1. How self-conscious the writing is. Well, perhaps self-conscious isn’t the right term for it, as it strikes me at once as self-conscious, but also naturalistic. The style seems to be that you’d encounter from an oral storyteller, interjecting himself, observations, and references to the world outside of the story into the tale.
2. How episodic a structure the story has. It kind of makes me want to start drafting up my own plot outlines, given the easiness which Tolkein seems to display in filling out a segment of the plot, then moving on to the next event. This is kind of expected, as reading something good always makes me want to write. Unfortunately, I don’t have the time to pick up more writing these days.

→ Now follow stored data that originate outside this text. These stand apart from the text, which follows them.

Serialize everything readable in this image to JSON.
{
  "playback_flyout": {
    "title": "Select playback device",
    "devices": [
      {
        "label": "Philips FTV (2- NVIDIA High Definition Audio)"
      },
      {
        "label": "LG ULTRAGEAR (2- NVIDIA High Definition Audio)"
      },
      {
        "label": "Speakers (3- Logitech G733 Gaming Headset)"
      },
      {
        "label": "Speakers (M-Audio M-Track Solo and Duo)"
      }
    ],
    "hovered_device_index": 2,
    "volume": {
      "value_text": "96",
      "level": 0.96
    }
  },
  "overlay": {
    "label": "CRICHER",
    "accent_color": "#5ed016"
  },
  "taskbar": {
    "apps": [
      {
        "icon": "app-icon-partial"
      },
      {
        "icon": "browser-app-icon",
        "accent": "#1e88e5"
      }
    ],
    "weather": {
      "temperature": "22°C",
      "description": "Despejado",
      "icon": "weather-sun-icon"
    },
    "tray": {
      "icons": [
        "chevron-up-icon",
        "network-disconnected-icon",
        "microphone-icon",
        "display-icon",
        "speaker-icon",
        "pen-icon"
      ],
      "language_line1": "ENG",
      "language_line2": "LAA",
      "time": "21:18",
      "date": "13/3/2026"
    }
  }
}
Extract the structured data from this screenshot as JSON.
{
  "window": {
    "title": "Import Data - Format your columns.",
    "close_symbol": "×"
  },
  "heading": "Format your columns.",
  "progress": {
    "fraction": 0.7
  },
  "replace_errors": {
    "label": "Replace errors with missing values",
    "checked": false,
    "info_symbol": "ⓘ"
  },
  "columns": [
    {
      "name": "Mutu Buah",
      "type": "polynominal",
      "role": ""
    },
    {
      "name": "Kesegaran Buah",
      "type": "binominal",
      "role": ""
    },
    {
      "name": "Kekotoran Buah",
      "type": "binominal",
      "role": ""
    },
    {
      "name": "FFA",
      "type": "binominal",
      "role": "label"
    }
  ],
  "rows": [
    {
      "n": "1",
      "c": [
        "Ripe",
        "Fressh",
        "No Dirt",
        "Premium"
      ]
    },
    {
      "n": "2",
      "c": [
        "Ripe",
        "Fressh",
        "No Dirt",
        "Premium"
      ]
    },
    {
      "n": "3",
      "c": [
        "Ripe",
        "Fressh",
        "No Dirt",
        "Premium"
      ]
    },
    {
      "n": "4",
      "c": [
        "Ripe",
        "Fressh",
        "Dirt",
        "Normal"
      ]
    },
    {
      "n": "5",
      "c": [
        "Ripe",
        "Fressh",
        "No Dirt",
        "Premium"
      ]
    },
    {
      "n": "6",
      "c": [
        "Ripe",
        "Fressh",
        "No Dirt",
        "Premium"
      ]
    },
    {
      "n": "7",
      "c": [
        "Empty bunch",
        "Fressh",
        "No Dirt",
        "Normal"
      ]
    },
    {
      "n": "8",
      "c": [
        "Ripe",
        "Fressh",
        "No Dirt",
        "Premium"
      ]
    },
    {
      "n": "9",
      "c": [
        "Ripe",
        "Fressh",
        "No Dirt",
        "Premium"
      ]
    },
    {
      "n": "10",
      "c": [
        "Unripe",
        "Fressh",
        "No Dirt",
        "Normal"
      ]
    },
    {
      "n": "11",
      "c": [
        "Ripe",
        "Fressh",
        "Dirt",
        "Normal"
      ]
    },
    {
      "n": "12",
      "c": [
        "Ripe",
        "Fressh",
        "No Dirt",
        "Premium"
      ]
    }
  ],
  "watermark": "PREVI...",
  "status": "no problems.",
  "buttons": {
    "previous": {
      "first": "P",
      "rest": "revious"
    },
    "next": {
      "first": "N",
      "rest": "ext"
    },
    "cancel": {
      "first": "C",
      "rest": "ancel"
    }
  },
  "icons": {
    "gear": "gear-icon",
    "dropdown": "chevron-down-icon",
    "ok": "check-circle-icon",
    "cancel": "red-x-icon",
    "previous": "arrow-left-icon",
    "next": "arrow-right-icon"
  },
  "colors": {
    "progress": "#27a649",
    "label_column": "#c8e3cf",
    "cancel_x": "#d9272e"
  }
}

3. Style. These days I can’t help but notice style, though I suppose this dovetails with #1. It’s odd to me to see sentence fragments, internal dialogue, and all sorts of things. In my own writing I’m constantly analyzing whether I want to use these techniques (and usually saying no, for the prototypical writer’s advice being “Show, don’t tell”). A lot of people have criticised Tolkein’s writing for being stodgy, but I really don’t see any of that here.
4. Prevalence of magic. Trolls turning to stone at sunlight, Gandalf’s voices, magical swords, … It’s a lot more prevalent than I remember. Of course, half of what we see is only apparent magic. Gandalf fries some goblins and wolves with, presumably, magic… But one could make a convincing argument that he was using chemical fires as well. The character of the Elves in Rivendell in particular, was very much “faerie” elf and not what I expect from Tolkein Elves. I’m not a Tolkein-ologist, so I can’t say how developed Middle Earth was at the time he wrote The Hobbit, but it seems like he altered much by the time he sat down to write the Lord of the Rings.
5. Characters. The only real characters in the book so far seem to be Bilbo, and maybe Gandalf. Since the thought of a Peter Jackson Hobbit movie is lingering in the back of my mind, I wonder how a film would handle a travelling party as big as Thorin & Company, most of whom are Dwarves and probably indistinguishable except for clothing. Tolkein hasn’t really given any of the Dwarves a big part yet, they’re pretty much along for the ride acting as foils to show Bilbo’s growth in courage and confidence.

More later, probably. I’m just barely getting into the meat of it.